Volunteering at Casa Ronald McDonald
In the fall of 2015, Student Affairs organized a pre-Halloween visit to the Casa Ronald McDonald in Valencia to help children staying at the center with decorations. Veronica Largiu, pursuing a Master of Music in Contemporary Performance (Production Concentration), said that although she had worked with children before, she found the experience to be “very moving and challenging.” She added, “I feel very grateful to have the opportunity to participate in these events; I feel enriched.”
Largiu said that music “has the power to unite people, even though they are not from the same country, don’t speak the same language, or come from different backgrounds.”
Kelvin Milliner, pursuing the same degree, added that it is “extremely important” for institutions such as Berklee to serve the local community. The benefits were reciprocal: patients learned about the tradition of Halloween in the U.S., while students developed a deeper understanding of the mission of Casa Ronald McDonald after touring the facilities. Once decorations were complete, students were invited to celebrate Halloween with the children and their families.

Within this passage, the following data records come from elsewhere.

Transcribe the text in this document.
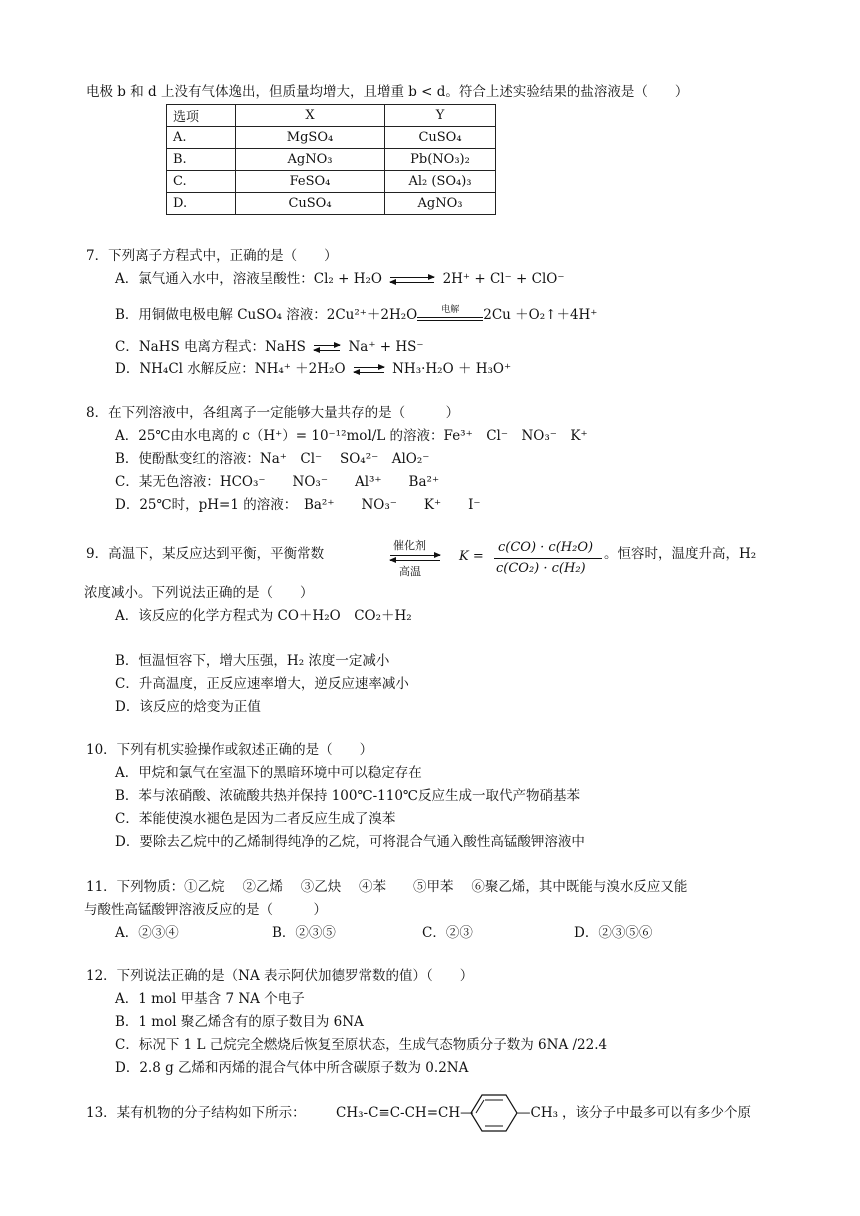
电极 b 和 d 上没有气体逸出，但质量均增大，且增重 b < d。符合上述实验结果的盐溶液是（　　）
选项	X	Y
A.	MgSO₄	CuSO₄
B.	AgNO₃	Pb(NO₃)₂
C.	FeSO₄	Al₂ (SO₄)₃
D.	CuSO₄	AgNO₃
7．下列离子方程式中，正确的是（　　）
A．氯气通入水中，溶液呈酸性：Cl₂ + H₂O ⇌ 2H⁺ + Cl⁻ + ClO⁻
B．用铜做电极电解 CuSO₄ 溶液：2Cu²⁺＋2H₂O	电解	2Cu ＋O₂↑＋4H⁺
C．NaHS 电离方程式：NaHS ⇌ Na⁺ + HS⁻
D．NH₄Cl 水解反应：NH₄⁺ ＋2H₂O ⇌ NH₃·H₂O ＋ H₃O⁺
8．在下列溶液中，各组离子一定能够大量共存的是（　　　）
A．25℃由水电离的 c（H⁺）= 10⁻¹²mol/L 的溶液：Fe³⁺　Cl⁻　NO₃⁻　K⁺
B．使酚酞变红的溶液：Na⁺　Cl⁻　 SO₄²⁻　AlO₂⁻
C．某无色溶液：HCO₃⁻　　NO₃⁻　　Al³⁺　　Ba²⁺
D．25℃时，pH=1 的溶液：　Ba²⁺　　NO₃⁻　　K⁺　　I⁻
9．高温下，某反应达到平衡，平衡常数
催化剂
高温
K =
c(CO) · c(H₂O)
c(CO₂) · c(H₂)
。恒容时，温度升高，H₂
浓度减小。下列说法正确的是（　　）
A．该反应的化学方程式为 CO＋H₂O　CO₂＋H₂
B．恒温恒容下，增大压强，H₂ 浓度一定减小
C．升高温度，正反应速率增大，逆反应速率减小
D．该反应的焓变为正值
10．下列有机实验操作或叙述正确的是（　　）
A．甲烷和氯气在室温下的黑暗环境中可以稳定存在
B．苯与浓硝酸、浓硫酸共热并保持 100℃-110℃反应生成一取代产物硝基苯
C．苯能使溴水褪色是因为二者反应生成了溴苯
D．要除去乙烷中的乙烯制得纯净的乙烷，可将混合气通入酸性高锰酸钾溶液中
11．下列物质：①乙烷　 ②乙烯　 ③乙炔　 ④苯　　⑤甲苯　 ⑥聚乙烯，其中既能与溴水反应又能
与酸性高锰酸钾溶液反应的是（　　　）
A．②③④	B．②③⑤	C．②③	D．②③⑤⑥
12．下列说法正确的是（NA 表示阿伏加德罗常数的值）（　　）
A．1 mol 甲基含 7 NA 个电子
B．1 mol 聚乙烯含有的原子数目为 6NA
C．标况下 1 L 己烷完全燃烧后恢复至原状态，生成气态物质分子数为 6NA /22.4
D．2.8 g 乙烯和丙烯的混合气体中所含碳原子数为 0.2NA
13．某有机物的分子结构如下所示： CH₃-C≡C-CH=CH—	—CH₃ ，该分子中最多可以有多少个原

Holiday Sounds at Casa de la Caridad
A well-known institution in Valencia, Casa Caridad has supported local disadvantaged communities for more than 100 years. So it seemed the perfect location for the Holiday Choir from Berklee’s Valencia campus to deliver one of its first performances, just a few days before Christmas. Organized by Liz Turner, a contemporary performance graduate student, the choir was composed of nine members who sang an assortment of traditional carols and Spanish songs.
“Music is a great way to help lift people’s spirits and give them a feeling of joy,” said choir member Aaron Sutton. “Everyone seemed to really enjoy the performances. We stayed after the concert so the children could play with our instruments and take some pictures.”
Celebrating Pinktober at Hard Rock Cafe in Barcelona
Other initiatives take place around specific events. A good example is the collaboration, for the second year in a row, with the Hard Rock Cafe in Barcelona, Spain, to help raise funds for their Pinktober campaign.
“In the time we have collaborated, the relationship has given great results,” said Wright. “Our students have been able to perform regularly in Barcelona, and the campus has benefited from visits from Hard Rock Cafe’s staff and executive members, who gave workshops on different subjects within the music industry, an example being one given on ‘sponsorship strategies.’”
Grace Mann, a student in the study abroad program, was one of five female vocalists selected to perform at the event, which raised 4,500 euros for the Spanish Cancer Association (AECC). “I was selected as one of the Berklee ambassadors for Pinktober after submitting a few samples of my music and sharing my personal experience with the disease,” said Mann. “We performed in honor of our grandmother, who passed away two years ago from cancer.” An American composer and vocalist from Boston majoring in songwriting at Berklee’s Boston campus, she was accompanied on guitar by her brother, Jackson Mann, a graduate student in contemporary performance (production concentration) at Berklee’s Valencia campus.